Des historiens font remonter au début de l’ère spéculative, soit vers 1720, l’adjonction de nouveaux postes. « Enfin, on voit apparaître, à partir du milieu du XVIIIe siècle, un Maître des Cérémonies et un Architecte, qui sont les ancêtres des Experts », écrit Ludovic Marcos en parlant du Rite Français. À cette époque de développement dans la théorie et le modus operandi de la franc-maçonnerie, le collège des officiers prendra, du moins en Europe continentale, la forme qui sera plus ou moins celle que nous lui connaissons de nos jours. Compte tenu évidemment des systèmes en vigueur et des modifications toujours possibles en cours de route. Rappelons l’importance du tableau ou tapis de loge, projection du temple et résumé de sa sacralité. Dominique Jardin stipule qu’en oeuvrant dans sa proximité « les officiers ré-activent la lumière intérieure du maçon, reçue lors de l’initiation, en même temps qu’ils recréent l’univers. » Gestes, mouvements et paroles ont, chacun d’eux, une valeur d’édification à la fois terrestre et spirituelle.

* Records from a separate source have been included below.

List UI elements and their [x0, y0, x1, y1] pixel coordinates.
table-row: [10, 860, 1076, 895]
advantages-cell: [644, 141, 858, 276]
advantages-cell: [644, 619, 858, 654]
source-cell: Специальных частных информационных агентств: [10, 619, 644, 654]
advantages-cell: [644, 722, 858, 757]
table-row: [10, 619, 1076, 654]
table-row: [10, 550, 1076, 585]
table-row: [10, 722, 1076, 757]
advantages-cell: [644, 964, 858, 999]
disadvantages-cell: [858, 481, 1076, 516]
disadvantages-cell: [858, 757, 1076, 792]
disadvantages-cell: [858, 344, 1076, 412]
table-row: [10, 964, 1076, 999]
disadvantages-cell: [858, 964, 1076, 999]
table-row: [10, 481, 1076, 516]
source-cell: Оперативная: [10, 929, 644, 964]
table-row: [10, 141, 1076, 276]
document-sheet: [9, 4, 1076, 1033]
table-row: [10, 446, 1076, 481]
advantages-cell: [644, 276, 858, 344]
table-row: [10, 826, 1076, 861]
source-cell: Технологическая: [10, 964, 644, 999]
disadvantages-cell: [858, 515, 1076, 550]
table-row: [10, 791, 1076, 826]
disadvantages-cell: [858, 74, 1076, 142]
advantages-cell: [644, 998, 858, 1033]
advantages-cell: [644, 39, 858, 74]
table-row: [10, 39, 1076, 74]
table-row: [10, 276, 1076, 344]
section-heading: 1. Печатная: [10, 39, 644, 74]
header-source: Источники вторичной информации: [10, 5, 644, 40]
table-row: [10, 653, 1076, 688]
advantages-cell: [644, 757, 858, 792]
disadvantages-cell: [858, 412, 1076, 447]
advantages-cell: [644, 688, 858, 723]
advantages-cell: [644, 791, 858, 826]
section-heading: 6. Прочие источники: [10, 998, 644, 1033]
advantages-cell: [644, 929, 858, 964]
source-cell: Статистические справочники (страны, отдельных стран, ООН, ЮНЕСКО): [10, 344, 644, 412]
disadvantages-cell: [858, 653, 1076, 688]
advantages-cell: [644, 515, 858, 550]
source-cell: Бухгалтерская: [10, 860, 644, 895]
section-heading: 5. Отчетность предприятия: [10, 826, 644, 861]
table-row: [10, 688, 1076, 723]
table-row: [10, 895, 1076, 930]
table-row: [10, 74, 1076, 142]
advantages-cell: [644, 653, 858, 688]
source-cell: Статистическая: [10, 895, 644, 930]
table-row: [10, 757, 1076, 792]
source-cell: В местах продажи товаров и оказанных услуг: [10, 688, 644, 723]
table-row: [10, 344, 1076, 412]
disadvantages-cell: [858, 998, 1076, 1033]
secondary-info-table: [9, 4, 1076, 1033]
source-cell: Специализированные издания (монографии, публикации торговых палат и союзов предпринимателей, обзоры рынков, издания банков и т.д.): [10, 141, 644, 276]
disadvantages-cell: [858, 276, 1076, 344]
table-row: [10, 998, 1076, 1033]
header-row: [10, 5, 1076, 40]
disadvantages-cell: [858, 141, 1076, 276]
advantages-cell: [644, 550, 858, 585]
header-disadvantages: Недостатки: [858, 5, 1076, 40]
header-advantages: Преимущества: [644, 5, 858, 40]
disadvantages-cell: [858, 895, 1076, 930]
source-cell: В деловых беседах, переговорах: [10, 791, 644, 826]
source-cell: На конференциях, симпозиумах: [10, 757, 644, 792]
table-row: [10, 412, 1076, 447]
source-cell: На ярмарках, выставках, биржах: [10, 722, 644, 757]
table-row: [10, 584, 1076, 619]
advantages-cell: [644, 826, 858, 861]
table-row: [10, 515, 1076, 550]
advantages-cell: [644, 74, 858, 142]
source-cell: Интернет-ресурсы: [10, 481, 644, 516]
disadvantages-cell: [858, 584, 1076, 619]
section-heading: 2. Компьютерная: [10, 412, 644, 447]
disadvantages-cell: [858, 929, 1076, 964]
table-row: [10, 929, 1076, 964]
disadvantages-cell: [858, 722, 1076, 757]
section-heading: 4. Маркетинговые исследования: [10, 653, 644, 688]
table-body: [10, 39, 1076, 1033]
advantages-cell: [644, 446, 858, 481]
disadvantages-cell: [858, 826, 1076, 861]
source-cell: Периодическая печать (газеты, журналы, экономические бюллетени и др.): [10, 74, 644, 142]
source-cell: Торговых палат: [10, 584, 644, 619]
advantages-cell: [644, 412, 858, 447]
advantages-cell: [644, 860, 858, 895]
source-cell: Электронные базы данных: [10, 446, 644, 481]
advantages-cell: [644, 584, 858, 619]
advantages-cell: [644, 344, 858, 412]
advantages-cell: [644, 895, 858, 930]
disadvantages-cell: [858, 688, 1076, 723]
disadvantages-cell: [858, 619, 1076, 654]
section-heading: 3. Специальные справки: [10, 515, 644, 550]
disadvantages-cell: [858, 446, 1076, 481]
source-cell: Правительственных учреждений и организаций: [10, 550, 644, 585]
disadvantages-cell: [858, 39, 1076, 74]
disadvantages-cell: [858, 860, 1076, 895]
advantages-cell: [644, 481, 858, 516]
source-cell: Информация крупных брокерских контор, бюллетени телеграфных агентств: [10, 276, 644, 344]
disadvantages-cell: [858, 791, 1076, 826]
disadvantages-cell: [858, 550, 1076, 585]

Chaque rite a ses composants

Depuis des lustres des frères s’interrogent sur le bien-fondé de tel ou tel emplacement de plateau, à quel moment convient-il de faire ceci ou cela, combien de dalles le pavé mosaïque devrait-il comporter, etc. Chacun y va de sa prétendue autorité. Articles et essais sont publiés qui se contredisent allègrement. « Seule la fréquentation assidue et diversifiée de loges de rites différents peut mettre un terme à des évaluations à l’emportepièce », affirme Jacques Herman. Ce type de débat souvent byzantin n’apporte en effet pas grand-chose à la maçonnerie comme elle devrait se vivre, c’està- dire de l’intérieur. Un rituel doit être bien exécuté de bout en bout, en connaissance de cause, avec du coeur à l’ouvrage et selon l’enseignement reçu. Le reste est littérature dirait Paul Verlaine. J.T.